Kim Il-han was not idle although he was prudent and did not venture from his house so that he might protect his family if the Regent ordered violence. To his father he sent word that he was not well, that his illness was not defined by the physicians and he felt it his duty not to come near his father until he was sure he was harmless. Daily messages passed between the two houses, nevertheless, his father’s and his own, his servant coming and going, and his father, too, was prudent, and he said he had slight disorder of the stomach and must stay inside his own gates. The old man knew, of course, that his son’s illness was not of the body. These were dangerous times for the Kim clan.
Step by step, Il-han planned the restoration of the Queen. His tool in this planning was his son’s tutor. He called the young man to his private room one evening when the household lay asleep, and without daring to explain his whole purpose, he sent the young man to summon a handful of other statesmen whom he could trust. These gathered, not all at once, but on
e by one, this one today and another one tomorrow, weaving a web between their houses, and the messenger was always the tutor.

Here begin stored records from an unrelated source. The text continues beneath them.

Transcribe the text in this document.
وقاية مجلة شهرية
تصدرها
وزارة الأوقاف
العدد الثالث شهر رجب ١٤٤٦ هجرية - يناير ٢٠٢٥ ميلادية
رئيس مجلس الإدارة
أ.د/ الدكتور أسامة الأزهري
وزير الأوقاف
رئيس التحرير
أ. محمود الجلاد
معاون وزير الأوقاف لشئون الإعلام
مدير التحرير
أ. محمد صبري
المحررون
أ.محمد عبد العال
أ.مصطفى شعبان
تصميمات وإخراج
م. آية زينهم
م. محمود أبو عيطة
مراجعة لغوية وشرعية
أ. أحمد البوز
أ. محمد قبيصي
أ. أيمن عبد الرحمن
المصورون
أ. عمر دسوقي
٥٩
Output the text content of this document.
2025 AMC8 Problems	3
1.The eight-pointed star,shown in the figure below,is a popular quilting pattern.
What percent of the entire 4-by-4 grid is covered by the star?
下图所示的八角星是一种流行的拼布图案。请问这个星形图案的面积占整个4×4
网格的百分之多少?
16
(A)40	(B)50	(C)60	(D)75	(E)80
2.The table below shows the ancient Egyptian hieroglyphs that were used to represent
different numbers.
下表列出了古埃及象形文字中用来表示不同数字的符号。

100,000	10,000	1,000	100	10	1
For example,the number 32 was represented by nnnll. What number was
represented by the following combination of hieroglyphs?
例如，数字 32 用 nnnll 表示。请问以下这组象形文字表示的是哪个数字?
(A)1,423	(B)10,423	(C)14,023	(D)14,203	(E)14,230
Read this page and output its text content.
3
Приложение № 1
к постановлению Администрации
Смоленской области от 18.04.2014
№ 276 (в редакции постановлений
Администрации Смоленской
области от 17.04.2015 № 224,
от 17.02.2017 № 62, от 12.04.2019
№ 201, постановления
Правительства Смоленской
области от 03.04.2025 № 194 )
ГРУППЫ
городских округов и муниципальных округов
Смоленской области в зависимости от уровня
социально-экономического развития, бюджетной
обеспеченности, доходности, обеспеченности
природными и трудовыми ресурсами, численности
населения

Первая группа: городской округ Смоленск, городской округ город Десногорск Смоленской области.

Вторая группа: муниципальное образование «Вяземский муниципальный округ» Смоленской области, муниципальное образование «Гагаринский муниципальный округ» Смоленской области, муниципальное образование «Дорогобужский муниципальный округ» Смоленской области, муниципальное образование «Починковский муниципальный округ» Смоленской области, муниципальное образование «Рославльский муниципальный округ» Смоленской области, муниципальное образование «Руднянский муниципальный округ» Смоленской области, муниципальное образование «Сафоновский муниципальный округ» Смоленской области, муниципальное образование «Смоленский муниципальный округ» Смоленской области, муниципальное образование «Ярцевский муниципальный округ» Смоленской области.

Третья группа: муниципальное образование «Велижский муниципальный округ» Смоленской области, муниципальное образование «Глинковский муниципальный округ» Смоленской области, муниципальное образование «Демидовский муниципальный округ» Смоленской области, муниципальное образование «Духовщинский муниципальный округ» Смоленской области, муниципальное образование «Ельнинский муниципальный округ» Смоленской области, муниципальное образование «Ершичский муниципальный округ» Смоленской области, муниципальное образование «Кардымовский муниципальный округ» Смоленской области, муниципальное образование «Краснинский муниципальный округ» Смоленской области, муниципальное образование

“You must trust me,” Il-han told him. “I am working to save us all.”
“Will you restore the Queen?” the tutor asked. “The times are changed,” he added.
Il-han looked at him sharply. The face he saw was lean and young, the mouth too gentle, but the eyes were clear and demanding.
“Nothing is forever,” Il-han said at last. “If she returns, she too must change.”
“I trust you, sir,” the young man rejoined, “so long as you know there must be change,” and taking up the letters that Il-han had given him, he went to obey.
The first step was plain. The Regent must be removed. He must be taken bodily out of the country and sent to a place across the seas from whence he could not return, because he would be in the hands of his enemies. Who were his enemies? The Chinese were his enemies and the chief of these was the Empress Tzu-hsi. Il-han would not plot to take the life of the Regent, nor would he allow others to do so, for to use such cruelty would inflame his people against the Queen. Once the Regent was gone, the next step would be to send the palanquin to the poet’s house and restore the Queen to her palace.
From his quiet house, while the children played in the gardens and Sunia tended her flowers and directed her women, Il-han spun his web wide. He had the genius to direct without seeming to command. Thus among his fellow statesmen as he had opportunity, or made it, he put his thoughts into a question here, or he made a reflection there, a suggestion that others, following his words eagerly, took up and put into action. His friends were peaceful men, and to them, also, he knew he could not propose violent deeds. Instead he proposed a new friendship with the Chinese.
“Our neighbors in the Middle Kingdom,” he said one day in conference in his own house, “are ever ready to help us. Let us now use their enmity against Japan, and make it our weapon.”